How Does Whispering Creek Compare to Other Minnesota Nursing Homes?

Compared to the 100 nursing homes in Minnesota, WHISPERING CREEK's overall rating (5 stars) is above the state average of 3.2, staff turnover (31%) is significantly lower than the state average of 46%, and health inspection rating (4 stars) is above the national benchmark.

What Should Families Ask When Visiting Whispering Creek?

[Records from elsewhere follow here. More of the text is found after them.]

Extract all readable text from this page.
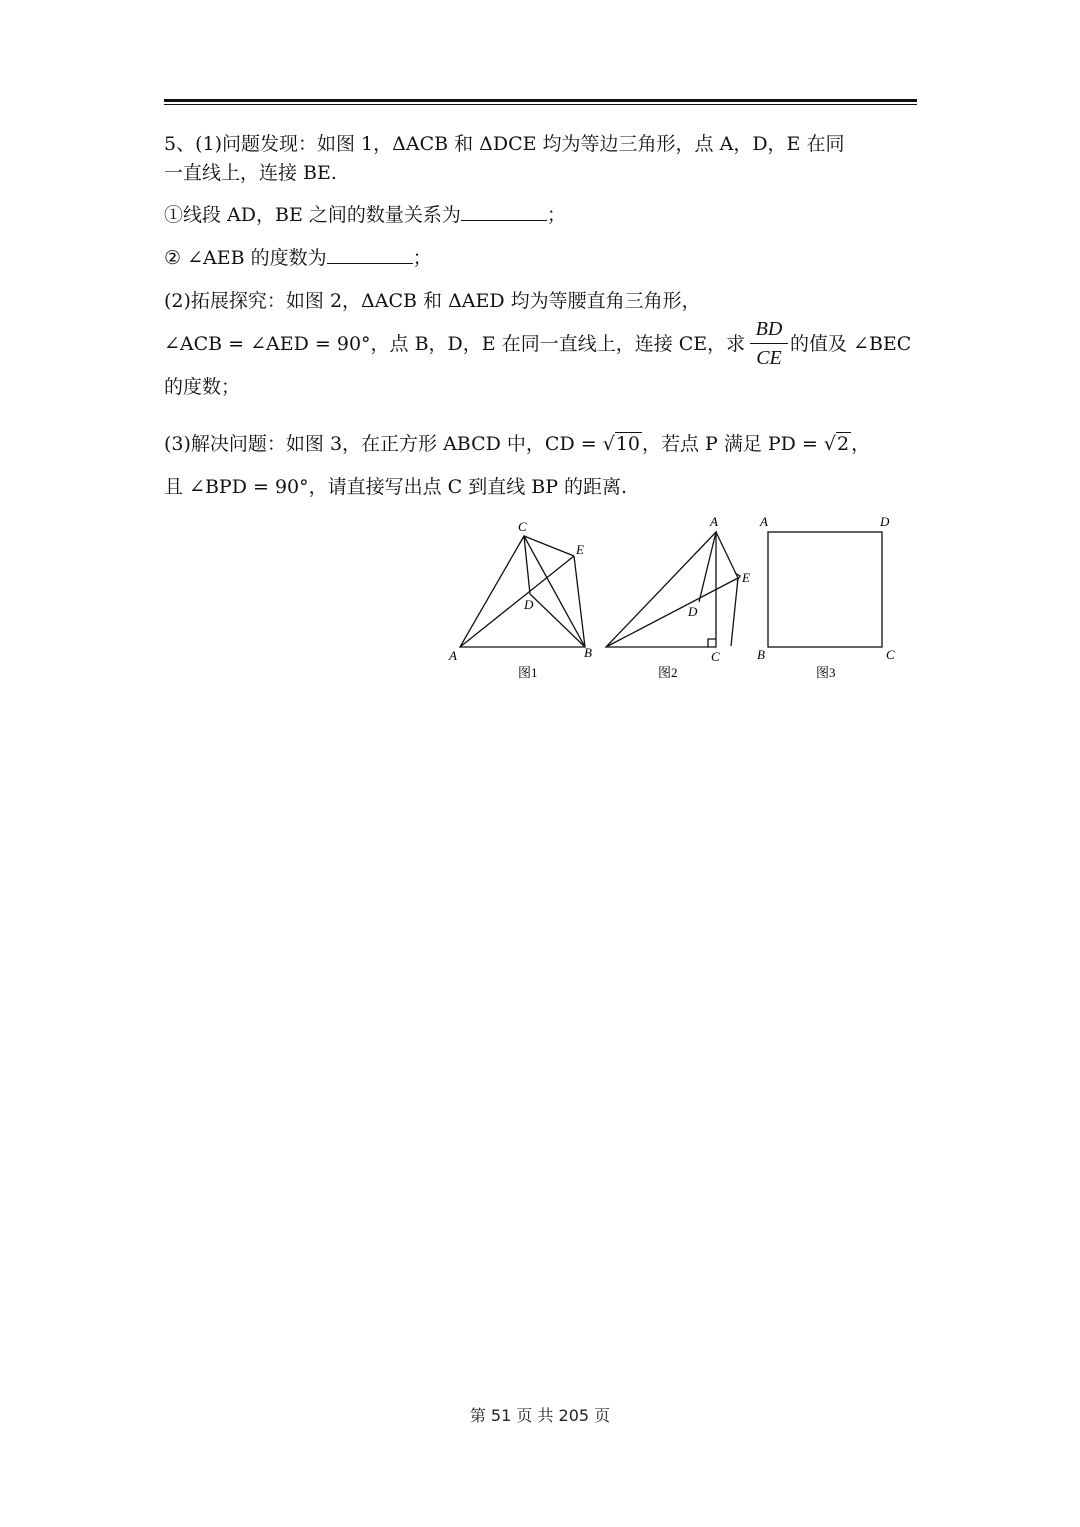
5、(1)问题发现：如图 1，ΔACB 和 ΔDCE 均为等边三角形，点 A，D，E 在同
一直线上，连接 BE.
①线段 AD，BE 之间的数量关系为	；
② ∠AEB 的度数为	；
(2)拓展探究：如图 2，ΔACB 和 ΔAED 均为等腰直角三角形，
∠ACB = ∠AED = 90°，点 B，D，E 在同一直线上，连接 CE，求 $\frac{BD}{CE}$ 的值及 ∠BEC
的度数；
(3)解决问题：如图 3，在正方形 ABCD 中，CD = √10 ，若点 P 满足 PD = √2 ，
且 ∠BPD = 90°，请直接写出点 C 到直线 BP 的距离.
C
E
D
A	B
图1
A
E
D
C
图2
A	D
B	C
图3
第 51 页 共 205 页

Based on this facility's data, families visiting should ask: "Can I visit during a mealtime to observe dining assistance and food quality?" "How do you handle medical emergencies, and what is your hospital transfer rate?" "Can I speak with family members of current residents about their experience?"

Is Whispering Creek Safe?

Based on CMS inspection data, WHISPERING CREEK has a clean safety record: no substantiated abuse findings (meaning no confirmed cases of resident harm), no Immediate Jeopardy citations (the most serious violation level indicating risk of serious injury or death), and is not on the Special Focus Facility watch list (a federal program monitoring the lowest-performing 1% of nursing homes). The facility has a 5-star overall rating and ranks #1 of 100 nursing homes in Minnesota. While no facility is perfect, families should still ask about staff-to-resident ratios and recent inspection results during their visit.

Do Nurses at Whispering Creek Stick Around?

WHISPERING CREEK has a staff turnover rate of 31%, which is about average for Minnesota nursing homes (state average: 46%). Moderate turnover is common in nursing homes, but families should still ask about staff tenure and how the facility maintains care continuity when employees leave.

Was Whispering Creek Ever Fined?

WHISPERING CREEK has no federal fines on record. CMS issues fines when nursing homes fail to meet care standards or don't correct problems found during inspections. The absence of fines suggests the facility has either maintained compliance or corrected any issues before penalties were assessed. This is a positive indicator, though families should still review recent inspection reports for the full picture.

Is Whispering Creek on Any Federal Watch List?

WHISPERING CREEK is not on any federal watch list. The most significant is the Special Focus Facility (SFF) program, which identifies the bottom 1% of nursing homes nationally based on persistent, serious quality problems. Not being on this list means the facility has avoided the pattern of deficiencies that triggers enhanced federal oversight. This is a positive indicator, though families should still review the facility's inspection history directly.